Return any relevant text verbatim.
{context}
Question: {question}
Relevant text, if any:"""

还有一个reduce prompt：

system_template = """Given the following extracted parts of a long document and a question, create a final answer.
If you don't know the answer, just say that you don't know.
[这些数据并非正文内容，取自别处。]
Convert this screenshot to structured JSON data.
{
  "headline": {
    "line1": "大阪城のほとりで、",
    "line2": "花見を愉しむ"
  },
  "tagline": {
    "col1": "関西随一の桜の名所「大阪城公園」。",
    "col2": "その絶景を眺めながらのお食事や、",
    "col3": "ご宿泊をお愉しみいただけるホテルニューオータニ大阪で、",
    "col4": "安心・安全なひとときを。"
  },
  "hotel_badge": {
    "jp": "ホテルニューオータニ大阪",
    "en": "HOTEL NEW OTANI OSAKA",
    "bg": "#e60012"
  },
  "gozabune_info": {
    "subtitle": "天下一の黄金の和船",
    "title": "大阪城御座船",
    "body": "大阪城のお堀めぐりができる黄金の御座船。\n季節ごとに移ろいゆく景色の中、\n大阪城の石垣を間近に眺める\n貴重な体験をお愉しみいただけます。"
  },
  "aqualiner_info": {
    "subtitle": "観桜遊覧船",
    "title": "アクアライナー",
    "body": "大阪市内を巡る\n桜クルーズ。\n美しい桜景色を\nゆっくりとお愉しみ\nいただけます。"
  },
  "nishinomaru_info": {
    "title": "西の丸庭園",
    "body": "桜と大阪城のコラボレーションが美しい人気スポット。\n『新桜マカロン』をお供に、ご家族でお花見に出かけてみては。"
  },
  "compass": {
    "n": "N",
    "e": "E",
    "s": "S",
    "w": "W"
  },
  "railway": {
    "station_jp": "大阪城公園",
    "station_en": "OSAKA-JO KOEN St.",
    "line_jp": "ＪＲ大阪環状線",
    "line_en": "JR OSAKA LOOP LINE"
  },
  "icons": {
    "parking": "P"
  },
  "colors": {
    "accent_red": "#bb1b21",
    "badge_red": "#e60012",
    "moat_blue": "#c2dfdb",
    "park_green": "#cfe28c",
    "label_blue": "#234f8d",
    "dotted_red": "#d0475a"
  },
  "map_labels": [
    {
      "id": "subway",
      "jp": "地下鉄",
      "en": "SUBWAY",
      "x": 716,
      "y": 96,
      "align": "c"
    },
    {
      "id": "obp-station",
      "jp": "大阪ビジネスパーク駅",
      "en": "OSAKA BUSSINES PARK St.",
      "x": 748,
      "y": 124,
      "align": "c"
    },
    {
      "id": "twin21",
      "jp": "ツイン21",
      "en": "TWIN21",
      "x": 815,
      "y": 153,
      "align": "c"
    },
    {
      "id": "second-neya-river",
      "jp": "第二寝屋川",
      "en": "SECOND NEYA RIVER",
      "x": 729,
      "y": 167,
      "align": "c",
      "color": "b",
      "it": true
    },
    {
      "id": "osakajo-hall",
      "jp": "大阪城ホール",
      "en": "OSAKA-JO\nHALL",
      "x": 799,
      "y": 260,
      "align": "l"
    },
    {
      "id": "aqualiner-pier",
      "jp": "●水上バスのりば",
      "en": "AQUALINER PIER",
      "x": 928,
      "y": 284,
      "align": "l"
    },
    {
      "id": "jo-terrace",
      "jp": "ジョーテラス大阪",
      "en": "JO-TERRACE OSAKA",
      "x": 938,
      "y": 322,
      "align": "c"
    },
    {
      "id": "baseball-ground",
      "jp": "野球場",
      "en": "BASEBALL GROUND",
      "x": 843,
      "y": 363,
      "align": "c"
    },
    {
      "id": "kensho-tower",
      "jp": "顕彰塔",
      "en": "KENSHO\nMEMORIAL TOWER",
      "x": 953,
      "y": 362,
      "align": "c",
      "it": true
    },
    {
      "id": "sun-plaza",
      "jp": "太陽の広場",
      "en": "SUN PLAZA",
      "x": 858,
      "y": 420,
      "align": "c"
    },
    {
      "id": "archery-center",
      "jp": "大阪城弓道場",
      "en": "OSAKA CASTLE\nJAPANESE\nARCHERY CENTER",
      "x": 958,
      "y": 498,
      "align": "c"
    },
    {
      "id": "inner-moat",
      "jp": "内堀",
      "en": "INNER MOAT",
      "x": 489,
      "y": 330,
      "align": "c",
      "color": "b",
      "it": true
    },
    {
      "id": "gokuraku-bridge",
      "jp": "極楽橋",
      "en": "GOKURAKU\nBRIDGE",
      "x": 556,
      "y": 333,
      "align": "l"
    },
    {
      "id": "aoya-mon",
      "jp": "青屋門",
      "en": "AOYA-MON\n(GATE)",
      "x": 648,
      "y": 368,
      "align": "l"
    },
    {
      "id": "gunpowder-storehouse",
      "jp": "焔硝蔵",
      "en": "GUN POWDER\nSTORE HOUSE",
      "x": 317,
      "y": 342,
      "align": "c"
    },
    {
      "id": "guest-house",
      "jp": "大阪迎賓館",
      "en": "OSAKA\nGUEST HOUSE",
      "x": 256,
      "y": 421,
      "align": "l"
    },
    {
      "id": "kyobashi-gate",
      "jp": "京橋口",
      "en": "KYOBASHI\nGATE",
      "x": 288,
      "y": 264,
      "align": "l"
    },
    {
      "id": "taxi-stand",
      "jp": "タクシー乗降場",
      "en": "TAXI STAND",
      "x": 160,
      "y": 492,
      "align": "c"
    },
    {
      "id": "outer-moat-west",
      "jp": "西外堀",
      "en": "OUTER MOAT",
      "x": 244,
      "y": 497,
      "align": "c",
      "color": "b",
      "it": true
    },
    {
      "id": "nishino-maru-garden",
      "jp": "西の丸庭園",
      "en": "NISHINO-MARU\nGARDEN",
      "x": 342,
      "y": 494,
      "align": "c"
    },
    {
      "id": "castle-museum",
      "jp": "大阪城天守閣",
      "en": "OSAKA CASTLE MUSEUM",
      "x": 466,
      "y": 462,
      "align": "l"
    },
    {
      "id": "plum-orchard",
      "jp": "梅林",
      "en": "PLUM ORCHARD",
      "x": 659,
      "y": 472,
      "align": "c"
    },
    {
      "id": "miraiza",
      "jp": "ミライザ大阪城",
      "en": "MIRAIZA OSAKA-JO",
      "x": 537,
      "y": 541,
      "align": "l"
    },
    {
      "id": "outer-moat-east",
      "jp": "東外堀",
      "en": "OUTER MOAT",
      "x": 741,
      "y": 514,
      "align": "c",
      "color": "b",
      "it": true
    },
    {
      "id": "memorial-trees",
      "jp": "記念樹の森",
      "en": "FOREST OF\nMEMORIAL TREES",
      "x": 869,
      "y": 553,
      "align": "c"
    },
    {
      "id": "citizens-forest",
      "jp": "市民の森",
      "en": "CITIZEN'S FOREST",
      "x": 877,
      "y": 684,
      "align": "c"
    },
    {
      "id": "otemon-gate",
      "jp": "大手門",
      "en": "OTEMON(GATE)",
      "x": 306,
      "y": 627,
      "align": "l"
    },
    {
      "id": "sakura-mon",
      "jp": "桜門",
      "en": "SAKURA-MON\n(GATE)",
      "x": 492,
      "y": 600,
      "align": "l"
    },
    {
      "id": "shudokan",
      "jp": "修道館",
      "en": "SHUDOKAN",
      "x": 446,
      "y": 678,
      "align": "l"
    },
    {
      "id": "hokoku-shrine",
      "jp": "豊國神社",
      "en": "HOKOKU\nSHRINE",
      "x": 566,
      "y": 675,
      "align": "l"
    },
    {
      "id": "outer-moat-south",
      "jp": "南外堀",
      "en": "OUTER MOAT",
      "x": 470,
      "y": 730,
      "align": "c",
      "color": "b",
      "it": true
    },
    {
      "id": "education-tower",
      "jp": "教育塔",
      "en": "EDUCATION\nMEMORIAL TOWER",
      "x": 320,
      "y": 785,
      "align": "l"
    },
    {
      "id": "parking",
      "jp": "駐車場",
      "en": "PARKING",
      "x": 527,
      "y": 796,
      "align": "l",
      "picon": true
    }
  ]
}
Don't try to make up an answer.
______________________
{summaries}"""

负责把多个anwser汇总成新的提示词。

map_reduce的效果也不一定比stuff好，我测试的时候就得到过完全错误的结果。

不同chain_type对比

这是kimi给的一个chain_type对比，权且记录在最后。

chain_type	调用次数	是否怕超长	精度/细节	延迟/费用	最佳场景
stuff	1	✅ 怕	中	最低	短文档、快速问答
map_reduce	k+1	❌ 不怕	中	高	长文档、需综合
refine	k	❌ 不怕	最高	最高	法规/医疗高精度
map_rerank	k	❌ 不怕	单段最佳	中	可解释置信度
compact	≤k+1	自适应	高	中	通用服务、长度不定

agent

LLM有tool calling机制，能根据输入自行判断是否需要调用tool（匹配tool的description），若需调用tool，它会向应用返回要调用的工具方法名和入参，这样应用就可以自行实施方法调用（方法调用可以是本地的，也可以是远端的），获得结果R1。接着，应用将R1添加到prompt中，发起第二次LLM调用，LLM就会返回最终提交给用户的结果。

LLM返回的工具方法名和入参格式随模型不同而不同，为减轻应用适配多个模型的工作量，anthropic提出MCP协议，统一了LLM返回的工具方法名和入参格式。

从某种意义上说，LLM对agent的调用，也是一次意图分类。